An image likes to have another image to play with.  But there’s always a chance that half a haiku is enough.

·        Create a clear context.  The reader has to have some way into the haiku, but that doesn’t always mean understanding exactly what is going on.  It could mean just grooving on the poetic vibrancy of it.  Unintended ambiguity ought to be cleared up; but that might leave intended ambiguities wherein lie all the interest of the poem.

·        Use fresh images.  Sadly this one probably does help to be thought about consciously.  In the words of Stuart Quine, “Everyone’s entitled to a lost glove haiku,” but the more haiku you read, the more you realise the world doesn’t really need any more lost glove haiku.  So some conscious effort to treat new subjects, or familiar subjects from unfamiliar angles, or with unfamiliar diction, is probably a necessary fact of life if you’re looking to get your haiku published.

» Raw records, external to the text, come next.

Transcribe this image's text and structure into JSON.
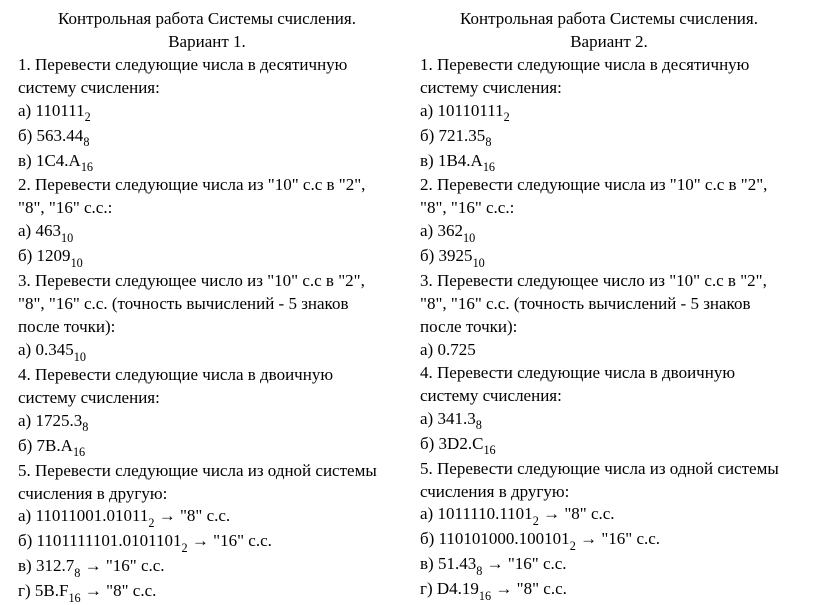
{
  "columns": [
    {
      "title1": "Контрольная работа Системы счисления.",
      "title2": "Вариант 1.",
      "lines": [
        "1. Перевести следующие числа в десятичную",
        "систему счисления:",
        {
          "text": "а) 110111",
          "sub": "2"
        },
        {
          "text": "б) 563.44",
          "sub": "8"
        },
        {
          "text": "в) 1C4.A",
          "sub": "16"
        },
        "2. Перевести следующие числа из \"10\" с.с в \"2\",",
        "\"8\", \"16\" с.с.:",
        {
          "text": "а) 463",
          "sub": "10"
        },
        {
          "text": "б) 1209",
          "sub": "10"
        },
        "3. Перевести следующее число из \"10\" с.с в \"2\",",
        "\"8\", \"16\" с.с. (точность вычислений - 5 знаков",
        "после точки):",
        {
          "text": "а) 0.345",
          "sub": "10"
        },
        "4. Перевести следующие числа в двоичную",
        "систему счисления:",
        {
          "text": "а) 1725.3",
          "sub": "8"
        },
        {
          "text": "б) 7B.A",
          "sub": "16"
        },
        "5. Перевести следующие числа из одной системы",
        "счисления в другую:",
        {
          "text": "а) 11011001.01011",
          "sub": "2",
          "tail": " → \"8\" с.с."
        },
        {
          "text": "б) 1101111101.0101101",
          "sub": "2",
          "tail": " → \"16\" с.с."
        },
        {
          "text": "в) 312.7",
          "sub": "8",
          "tail": " → \"16\" с.с."
        },
        {
          "text": "г) 5B.F",
          "sub": "16",
          "tail": " → \"8\" с.с."
        }
      ]
    },
    {
      "title1": "Контрольная работа Системы счисления.",
      "title2": "Вариант 2.",
      "lines": [
        "1. Перевести следующие числа в десятичную",
        "систему счисления:",
        {
          "text": "а) 10110111",
          "sub": "2"
        },
        {
          "text": "б) 721.35",
          "sub": "8"
        },
        {
          "text": "в) 1B4.A",
          "sub": "16"
        },
        "2. Перевести следующие числа из \"10\" с.с в \"2\",",
        "\"8\", \"16\" с.с.:",
        {
          "text": "а) 362",
          "sub": "10"
        },
        {
          "text": "б) 3925",
          "sub": "10"
        },
        "3. Перевести следующее число из \"10\" с.с в \"2\",",
        "\"8\", \"16\" с.с. (точность вычислений - 5 знаков",
        "после точки):",
        "а) 0.725",
        "4. Перевести следующие числа в двоичную",
        "систему счисления:",
        {
          "text": "а) 341.3",
          "sub": "8"
        },
        {
          "text": "б) 3D2.C",
          "sub": "16"
        },
        "5. Перевести следующие числа из одной системы",
        "счисления в другую:",
        {
          "text": "а) 1011110.1101",
          "sub": "2",
          "tail": " → \"8\" с.с."
        },
        {
          "text": "б) 110101000.100101",
          "sub": "2",
          "tail": " → \"16\" с.с."
        },
        {
          "text": "в) 51.43",
          "sub": "8",
          "tail": " → \"16\" с.с."
        },
        {
          "text": "г) D4.19",
          "sub": "16",
          "tail": " → \"8\" с.с."
        }
      ]
    }
  ]
}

·        Break old habits.  Yes, reinvent your haiku; reinvent yourself.  But the process of writing haiku is about learning to see the world anew, so if you follow that, why wouldn’t you learn to see haiku anew too? Maybe one day you’ll break the habit of haiku – but only, I hope, in favour of something equally or more wonderful. Don’t just dump it.

Summary of the argument:

There is no rule that says you have to write haiku.  So how can there be any rule on how to write a haiku?  If you’re moved to put pen to paper, do so.  Never mind how it turns out.  Write something that interests you.  If it goes on for three pages, good.  It might go on for three years.  If it stops at three lines, it might be a haiku.  Don’t worry about it – that’s what editors are for.  And just because this editor doesn’t like it, it doesn’t mean that one won’t.  In the final analysis, as far as the English language is concerned, there isn’t really any such thing as haiku.  That is, not in the sense of form or shape or strict content:  don’t allow any of these things to restrict you. There probably is such a thing as haiku in the sense of a mode, an approach, a way of looking at things – but this can prompt all sorts of poetic writing beyond the confines of three lines. Presence is not a haiku magazine as the world appears to understand haiku.  It is a magazine devoted to showcasing (and thereby workshopping) writing within what, for now, I’m calling the haiku mode.  Everything within it has to have some unifying feature otherwise it’s pointless, and that unifying feature is the-haiku-way-of-looking-at-the-world; but that doesn’t mean that everything in it is a haiku.  You’re in control.  Do what you want.  Play with it. Write twenty haiku a day for twenty days until you feel you’ve got the hang of it – like finger exercises on the piano. Or forget all about haiku for months on end, until one summer night one flutters in through the open window and lands softly on your sleeping brow.